Thoughts and Observations on Mixed Signal Design

A few years back I heard a keynote speech from Prof Mark Horowitz, now chair of the Sanford EE department.  He showed the advances that the digital IC design community had made in the last 30 years and compared to the analog IC design community.  Analog did not compare well.  Very bluntly the average digital designer has more control over 500,000 gates than the analog engineer has over 500 transistors. When the analog guys asked how they could leverage off the digital guys success, the answer was simple. “Make analog designs as digital as possible. I define mixed signal as the crappiest analog you can get away with, followed be digital to fix it up. Delta sigma ADCs are a good example, an analog modulator followed by digital filters. What Prof Horowitz said made perfect sense. What I found interesting was the response by the audience. 

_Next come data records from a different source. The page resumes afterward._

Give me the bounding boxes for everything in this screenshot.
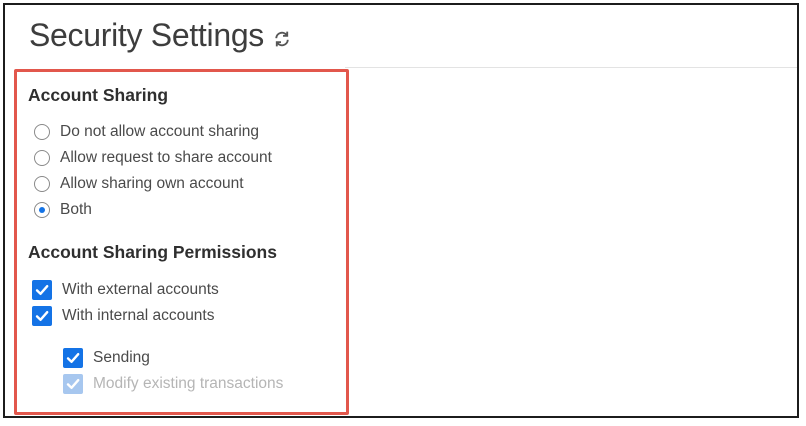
radio-allow-own[interactable]: Allow sharing own account [34,175,244,193]
checkbox-label: Sending [93,349,150,366]
permissions-heading: Account Sharing Permissions [28,242,277,262]
header-divider [345,67,797,68]
checkbox-sending[interactable]: Sending [63,348,150,368]
radio-label: Do not allow account sharing [60,123,260,140]
checkbox-checked-icon[interactable] [32,306,52,326]
checkbox-internal-accounts[interactable]: With internal accounts [32,306,215,326]
radio-unchecked-icon[interactable] [34,150,50,166]
page-title: Security Settings [29,17,265,53]
radio-label: Allow request to share account [60,149,272,166]
checkbox-label: With external accounts [62,281,219,298]
settings-panel: Security Settings Account Sharing Do not… [3,3,799,418]
checkbox-label: Modify existing transactions [93,375,284,392]
checkbox-disabled-icon [63,374,83,394]
checkbox-modify-transactions: Modify existing transactions [63,374,283,394]
radio-unchecked-icon[interactable] [34,176,50,192]
checkbox-checked-icon[interactable] [63,348,83,368]
radio-unchecked-icon[interactable] [34,124,50,140]
title-row: Security Settings [29,17,292,54]
account-sharing-heading: Account Sharing [28,85,169,105]
radio-do-not-allow[interactable]: Do not allow account sharing [34,123,259,141]
checkbox-external-accounts[interactable]: With external accounts [32,280,219,300]
checkbox-label: With internal accounts [62,307,215,324]
radio-label: Both [60,201,92,218]
radio-allow-request[interactable]: Allow request to share account [34,149,272,167]
checkbox-checked-icon[interactable] [32,280,52,300]
radio-label: Allow sharing own account [60,175,244,192]
radio-checked-icon[interactable] [34,202,50,218]
refresh-icon[interactable] [272,29,292,49]
radio-both[interactable]: Both [34,201,92,219]
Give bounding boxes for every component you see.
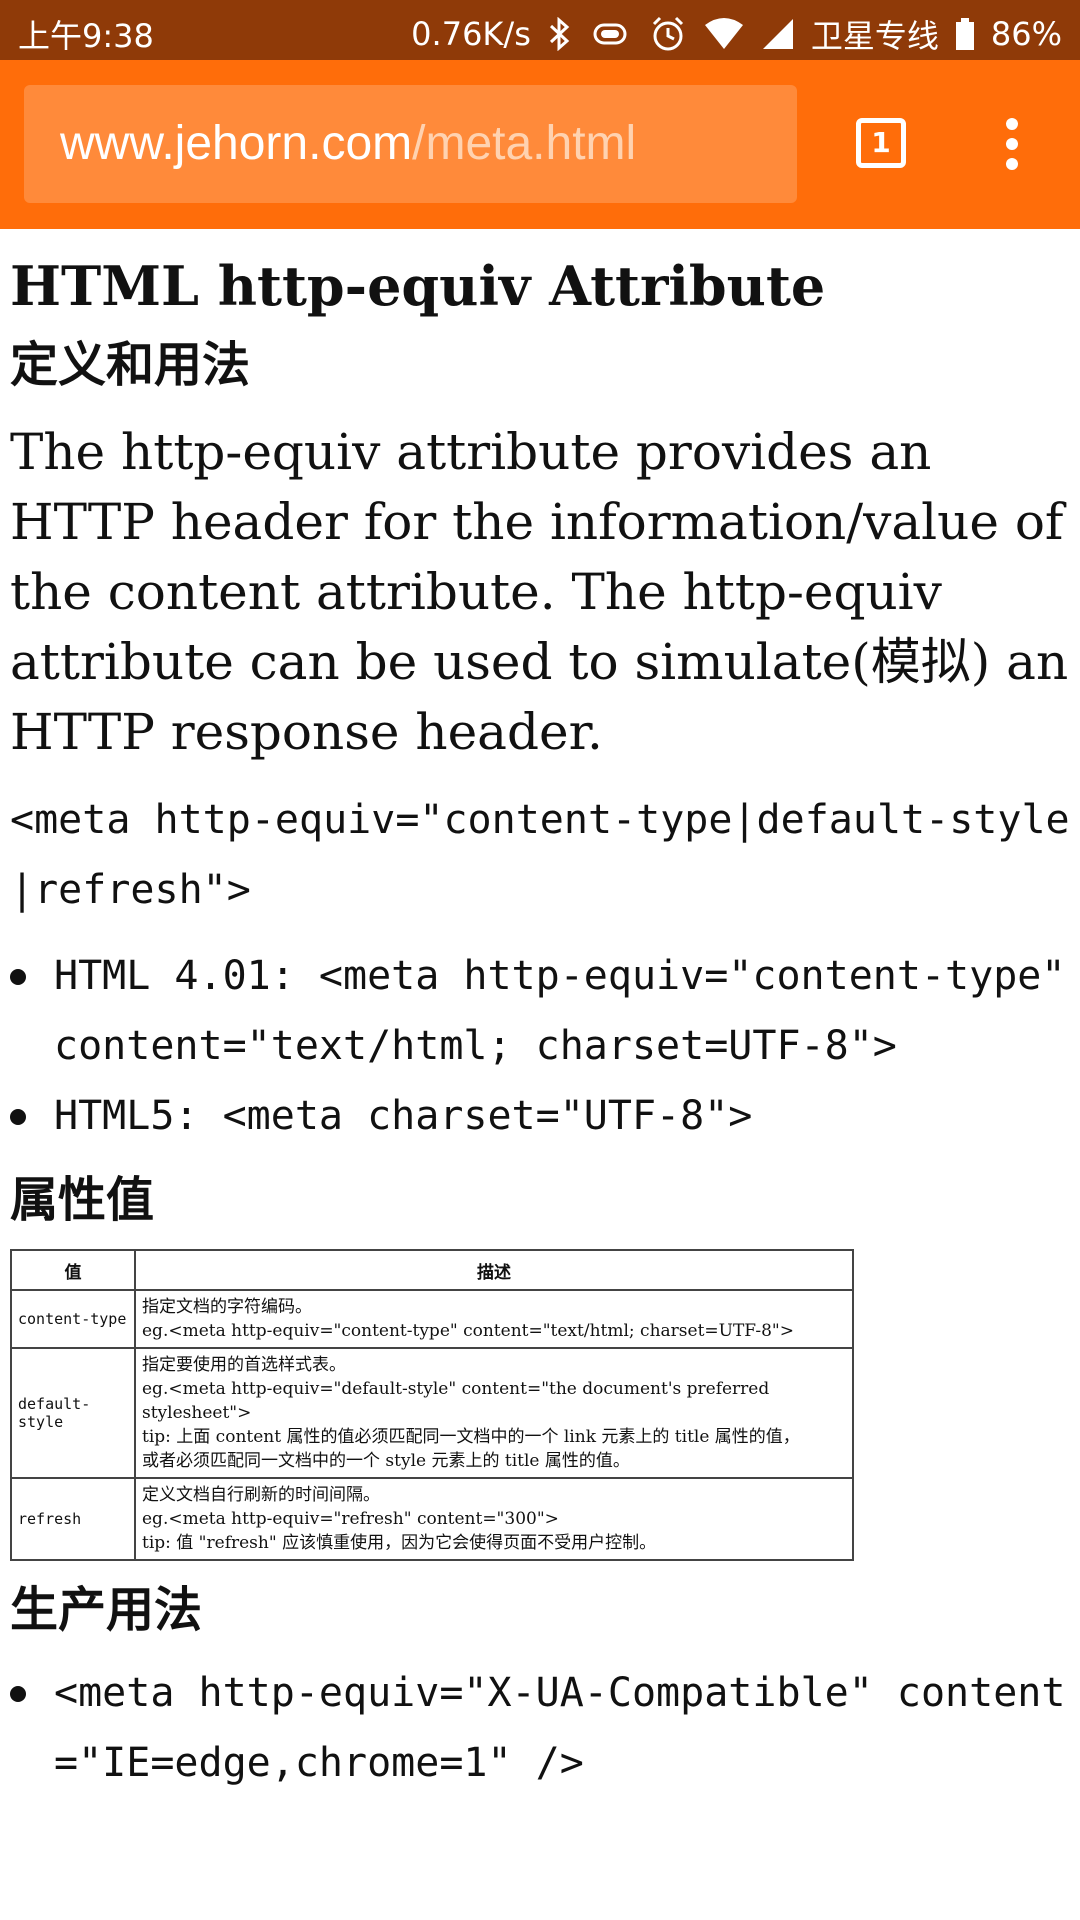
- page-content: HTML http-equiv Attribute 定义和用法 The http…: [10, 229, 1070, 1798]
- column-header: 值: [10, 1249, 136, 1292]
- section-heading-definition: 定义和用法: [10, 337, 251, 394]
- description-line: tip: 值 "refresh" 应该慎重使用，因为它会使得页面不受用户控制。: [142, 1533, 657, 1554]
- alarm-icon: [652, 16, 683, 51]
- tab-switcher-button[interactable]: 1: [856, 118, 906, 168]
- description-line: eg.<meta http-equiv="content-type" conte…: [142, 1321, 794, 1342]
- url-host: www.jehorn.com: [60, 117, 413, 170]
- syntax-code: <meta http-equiv="content-type|default-s…: [10, 796, 1070, 913]
- value-cell: refresh: [10, 1477, 136, 1562]
- description-line: eg.<meta http-equiv="refresh" content="3…: [142, 1509, 559, 1530]
- status-indicators: 0.76K/s 卫星专线 86%: [411, 11, 1062, 57]
- description-line: tip: 上面 content 属性的值必须匹配同一文档中的一个 link 元素…: [142, 1427, 800, 1448]
- production-list: <meta http-equiv="X-UA-Compatible" conte…: [10, 1658, 1070, 1798]
- description-line: 定义文档自行刷新的时间间隔。: [142, 1485, 380, 1506]
- table-row: content-type 指定文档的字符编码。 eg.<meta http-eq…: [10, 1289, 854, 1350]
- table-row: default-style 指定要使用的首选样式表。 eg.<meta http…: [10, 1347, 854, 1480]
- battery-level: 86%: [990, 15, 1062, 53]
- vibrate-icon: [593, 23, 627, 45]
- carrier-name: 卫星专线: [810, 17, 939, 55]
- value-cell: default-style: [10, 1347, 136, 1480]
- description-cell: 指定要使用的首选样式表。 eg.<meta http-equiv="defaul…: [134, 1347, 854, 1480]
- signal-icon: [762, 19, 793, 49]
- status-time: 上午9:38: [18, 17, 154, 55]
- intro-paragraph: The http-equiv attribute provides an HTT…: [10, 422, 1069, 761]
- section-heading-values: 属性值: [10, 1171, 155, 1228]
- battery-icon: [955, 18, 974, 50]
- table-row: refresh 定义文档自行刷新的时间间隔。 eg.<meta http-equ…: [10, 1477, 854, 1562]
- browser-toolbar: www.jehorn.com/meta.html 1: [0, 60, 1080, 229]
- attribute-values-table: 值 描述 content-type 指定文档的字符编码。 eg.<meta ht…: [10, 1249, 854, 1562]
- status-bar: 上午9:38 0.76K/s 卫星专线 86%: [0, 0, 1080, 60]
- url-path: /meta.html: [412, 117, 637, 170]
- description-line: 或者必须匹配同一文档中的一个 style 元素上的 title 属性的值。: [142, 1451, 630, 1472]
- description-line: 指定文档的字符编码。: [142, 1297, 312, 1318]
- bluetooth-icon: [549, 17, 570, 51]
- value-cell: content-type: [10, 1289, 136, 1350]
- table-header-row: 值 描述: [10, 1249, 854, 1292]
- network-speed: 0.76K/s: [411, 15, 531, 53]
- version-list: HTML 4.01: <meta http-equiv="content-typ…: [10, 941, 1070, 1151]
- column-header: 描述: [134, 1249, 854, 1292]
- list-item: <meta http-equiv="X-UA-Compatible" conte…: [10, 1658, 1070, 1798]
- address-bar[interactable]: www.jehorn.com/meta.html: [24, 85, 797, 203]
- description-line: 指定要使用的首选样式表。: [142, 1355, 346, 1376]
- wifi-icon: [704, 18, 743, 49]
- list-item: HTML 4.01: <meta http-equiv="content-typ…: [10, 941, 1070, 1081]
- description-cell: 定义文档自行刷新的时间间隔。 eg.<meta http-equiv="refr…: [134, 1477, 854, 1562]
- page-title: HTML http-equiv Attribute: [10, 254, 826, 318]
- section-heading-production: 生产用法: [10, 1582, 203, 1639]
- description-cell: 指定文档的字符编码。 eg.<meta http-equiv="content-…: [134, 1289, 854, 1350]
- description-line: eg.<meta http-equiv="default-style" cont…: [142, 1379, 770, 1424]
- overflow-menu-icon[interactable]: [1000, 118, 1024, 172]
- list-item: HTML5: <meta charset="UTF-8">: [10, 1081, 1070, 1151]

About a third of the audience were digital designers and just really weren’t interested in analog matters. This was a good time to check their e-mail. Another third were analog designers that fundamentally rejected the idea of designing anything less than stellar analog. They want to design high performance, quality analog. Build the better filter, the better op amp and don’t see the beauty of a solution built with a process not really made for analog design. They had no interest in hearing what was said.  (It reminded me of when I was teaching electronics for technicians at the community college.  I had a group of technicians from a calculator company. The company had changed their designs from mechincal to electronic and they needed to retrain the technicians. The problem was that a good chunk of these guys were proud of their mechincal skill and just didn’t want to change.  It made for a very hard quarter.) The last group was those that could see the logic in this design approach and they can be thought of as mixed signal designers.
 
As Cypress follows it path of programmable mixed signal solutions, it will be interesting to see how it effect the designers.